Anybody know of a place in southeast michigan that sells a plain jane fire ring?....not those fancy cut out design ones with animals shapes....but the ones you find at state park camp sites half buried in the ground and rusted. When new, they basically look like the same material used for the guard rail you see on the side of the road, plain steel. 
12" high, approx 36" dia.???

i am building a fire pit in my backyard using left over landscaping brick.

I want to place the plain jane steel fire pit ring inside the fire pit to protect the brick from the extreme heat....this helps the stone last a heck of alot longer. If you google fire ring, or fire pit ring, all that comes up is those fancy rings with shapes cutout in the sides...not what i'm lookin for.

Thanks in advance!!!


----------



## kbkrause (Feb 12, 2002)

Here you go...
http://www.tractorsupply.com/webapp...10551_10001_37394_-1______?rFlag=true&cFlag=1


----------



## wally-eye (Oct 27, 2004)

The "cheapest" place to buy a fire ring is stop at "any" trucking company that has their own garage. Stop in and tell them you want a used BENTsemi rim.....as most companies have a pile of bent semi rims that they will just about give away. Most start at 20 inches and go up from there. The bent rims are not bent enough usually enough to even notice. Most places will sell you one for next to nothing..........

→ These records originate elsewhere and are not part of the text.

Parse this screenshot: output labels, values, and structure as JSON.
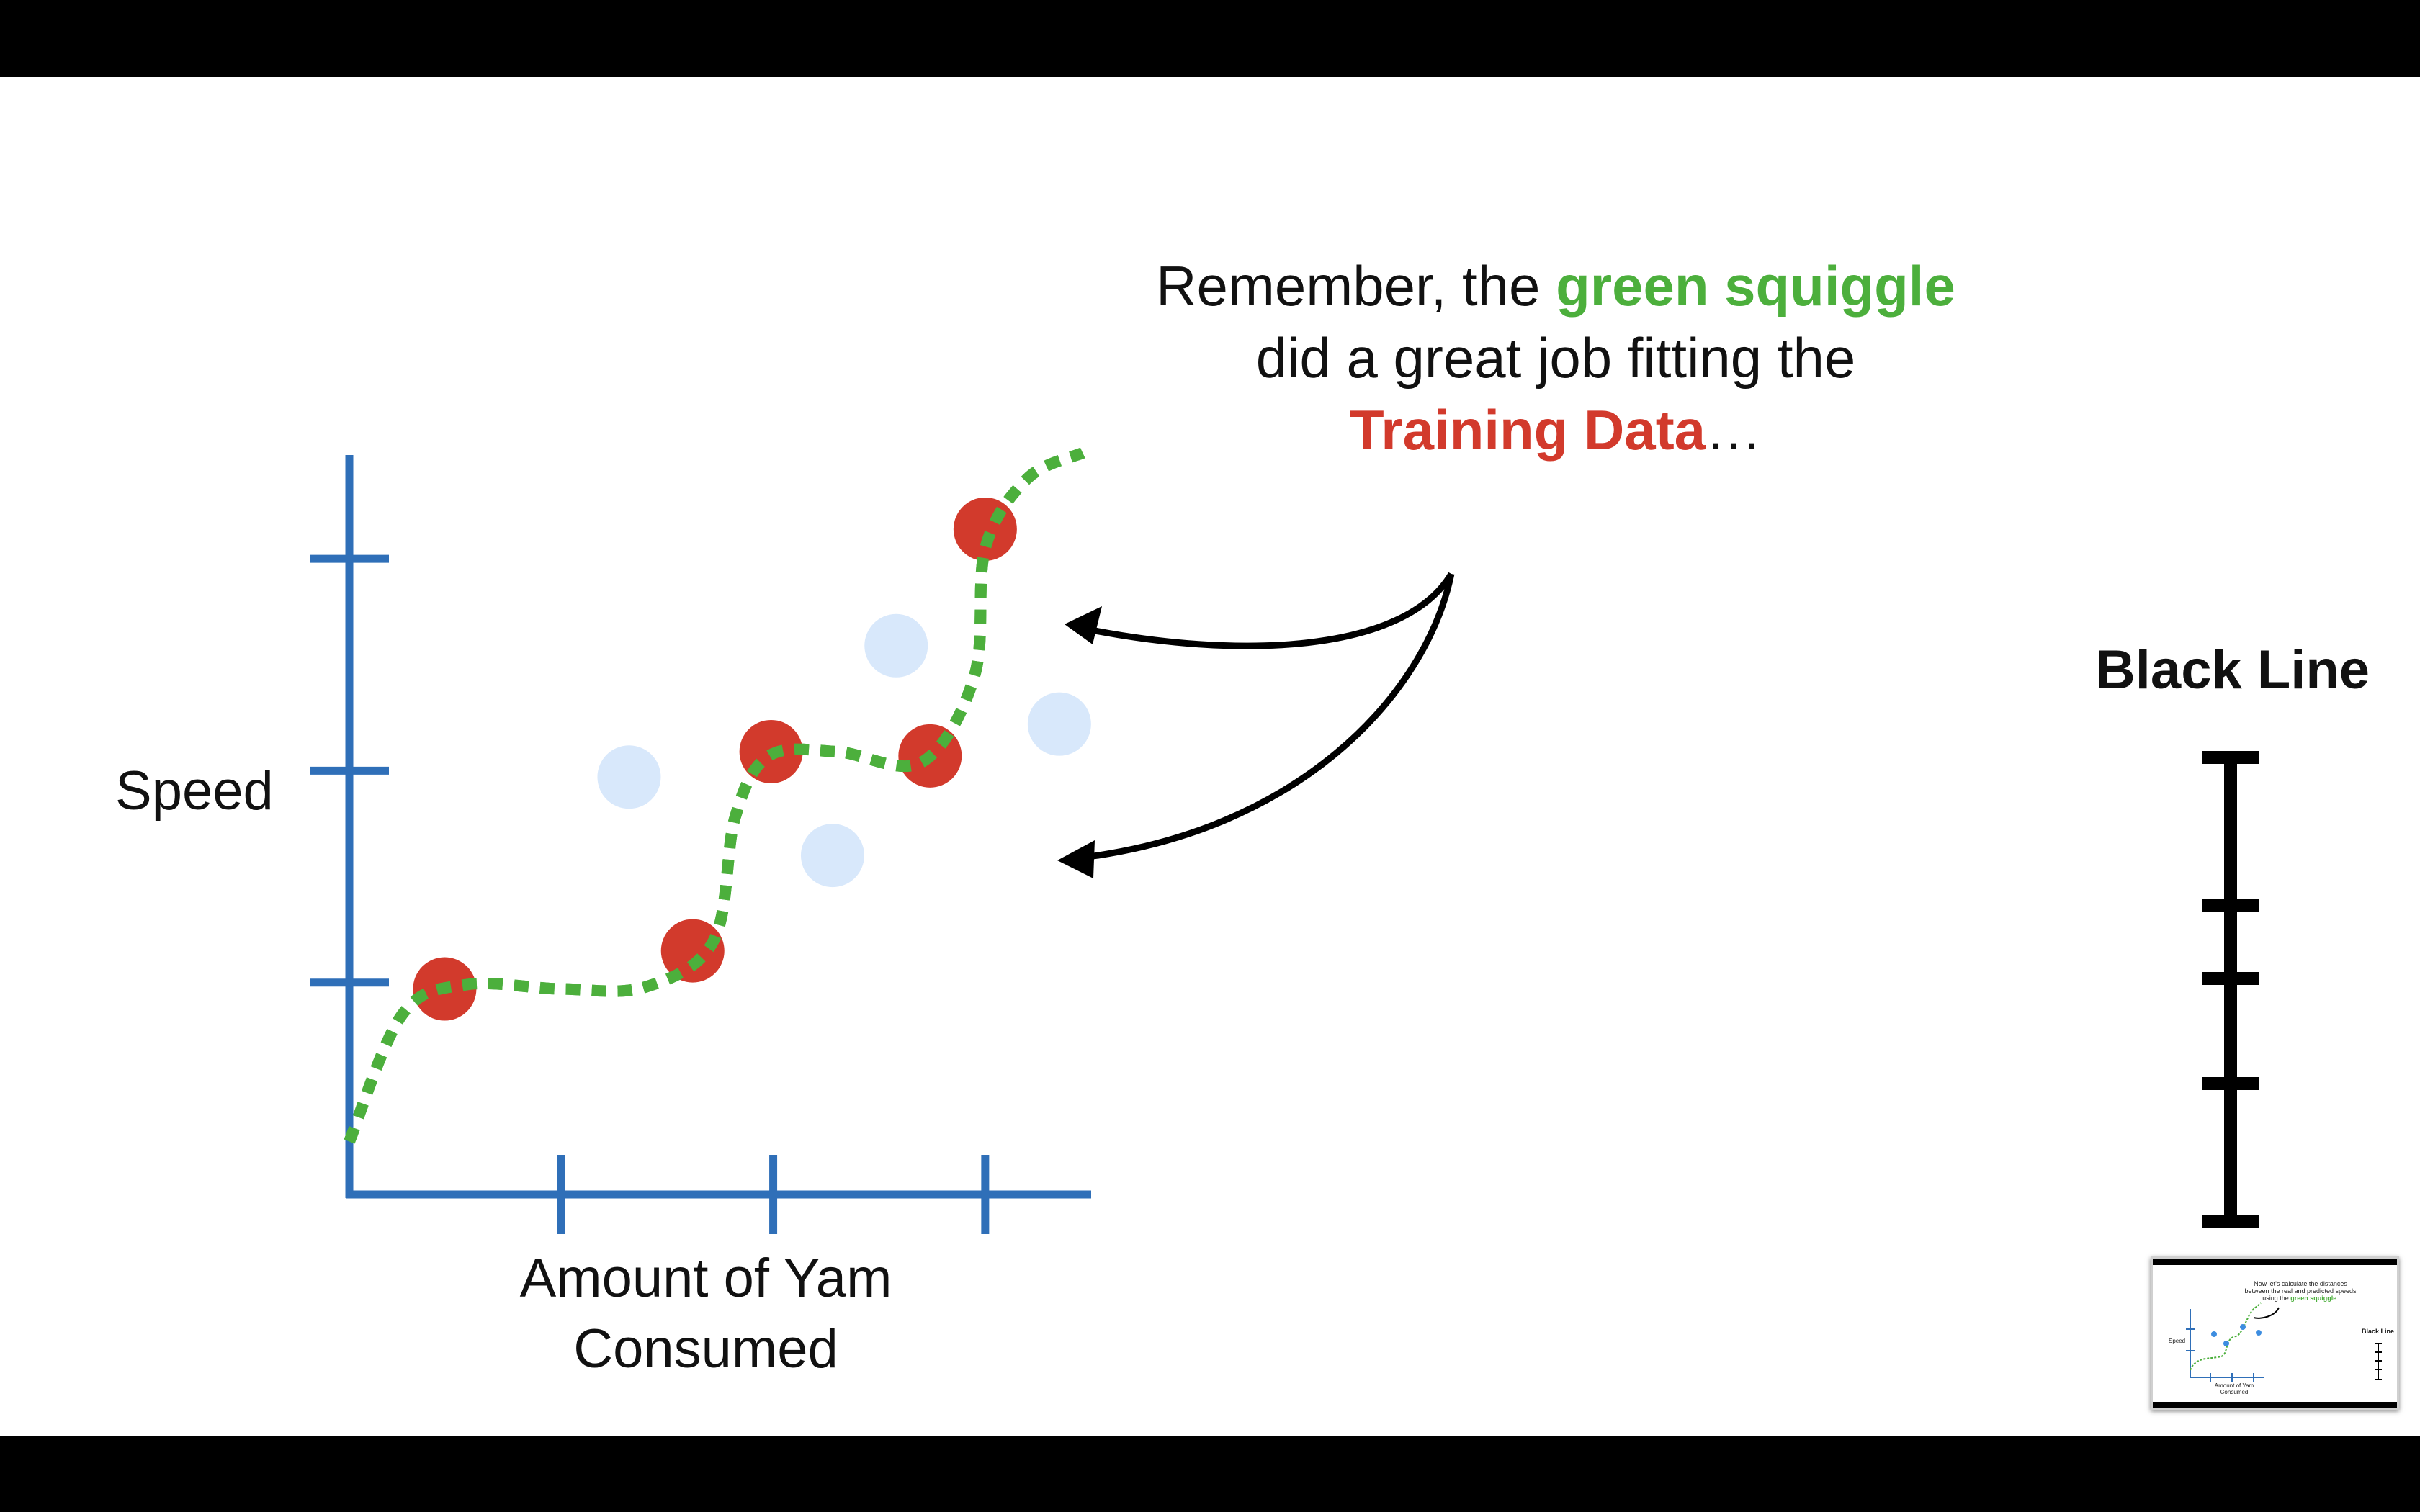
{
  "slide": {
    "callout": {
      "line1_prefix": "Remember, the ",
      "line1_highlight": "green squiggle",
      "line2": "did a great job fitting the",
      "line3_highlight": "Training Data",
      "line3_suffix": "…"
    },
    "ylabel": "Speed",
    "xlabel_line1": "Amount of Yam",
    "xlabel_line2": "Consumed",
    "black_line_title": "Black Line"
  },
  "thumbnail": {
    "caption_line1": "Now let's calculate the distances",
    "caption_line2": "between the real and predicted speeds",
    "caption_line3_prefix": "using the ",
    "caption_line3_highlight": "green squiggle",
    "caption_line3_suffix": ".",
    "ylabel": "Speed",
    "xlabel_line1": "Amount of Yam",
    "xlabel_line2": "Consumed",
    "black_line_title": "Black Line"
  },
  "colors": {
    "axis": "#2f6fb8",
    "squiggle": "#4caf3c",
    "training_point": "#d23a2c",
    "testing_point": "#d8e8fb",
    "arrow": "#000000",
    "black_line": "#000000",
    "background": "#ffffff",
    "letterbox": "#000000"
  },
  "chart_data": {
    "type": "scatter",
    "xlabel": "Amount of Yam Consumed",
    "ylabel": "Speed",
    "axis_ticks": {
      "x_count": 3,
      "y_count": 3
    },
    "training_points": [
      {
        "x": 0.45,
        "y": 0.97
      },
      {
        "x": 1.62,
        "y": 1.15
      },
      {
        "x": 1.99,
        "y": 2.09
      },
      {
        "x": 2.74,
        "y": 2.07
      },
      {
        "x": 3.0,
        "y": 3.14
      }
    ],
    "testing_points": [
      {
        "x": 1.32,
        "y": 1.97
      },
      {
        "x": 2.28,
        "y": 1.6
      },
      {
        "x": 2.58,
        "y": 2.59
      },
      {
        "x": 3.35,
        "y": 2.22
      }
    ],
    "squiggle": [
      {
        "x": 0.0,
        "y": 0.25
      },
      {
        "x": 0.25,
        "y": 0.85
      },
      {
        "x": 0.55,
        "y": 0.99
      },
      {
        "x": 1.0,
        "y": 0.97
      },
      {
        "x": 1.4,
        "y": 0.98
      },
      {
        "x": 1.72,
        "y": 1.2
      },
      {
        "x": 1.82,
        "y": 1.78
      },
      {
        "x": 1.98,
        "y": 2.07
      },
      {
        "x": 2.3,
        "y": 2.09
      },
      {
        "x": 2.7,
        "y": 2.04
      },
      {
        "x": 2.95,
        "y": 2.45
      },
      {
        "x": 3.0,
        "y": 3.05
      },
      {
        "x": 3.2,
        "y": 3.38
      },
      {
        "x": 3.46,
        "y": 3.5
      }
    ],
    "xlim": [
      0,
      3.5
    ],
    "ylim": [
      0,
      3.5
    ]
  },
  "black_line": {
    "tick_count": 5
  }
}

I know several people that use these and they work excellent and in a few years if they get too rusty you know where to go to get a replacement.

As an old truck driver I can tell you any company with their own garage will have a stack of them...................lmao..

Stop in and check em out.......:idea:


----------



## GuT_PiLe (Aug 2, 2006)

Thanks guys for your quick responses!

I will check them both out!


----------



## kayak (Mar 11, 2006)

I just put in a fire pit tonight. What i used was a wash tub that came out of a old washing machine. I was able to pick it up from a local appliance store for free. It already has holes in the side of it for air, I put it about half way in the ground and put some brick pavers around it that I had left over from my sidewalk.


----------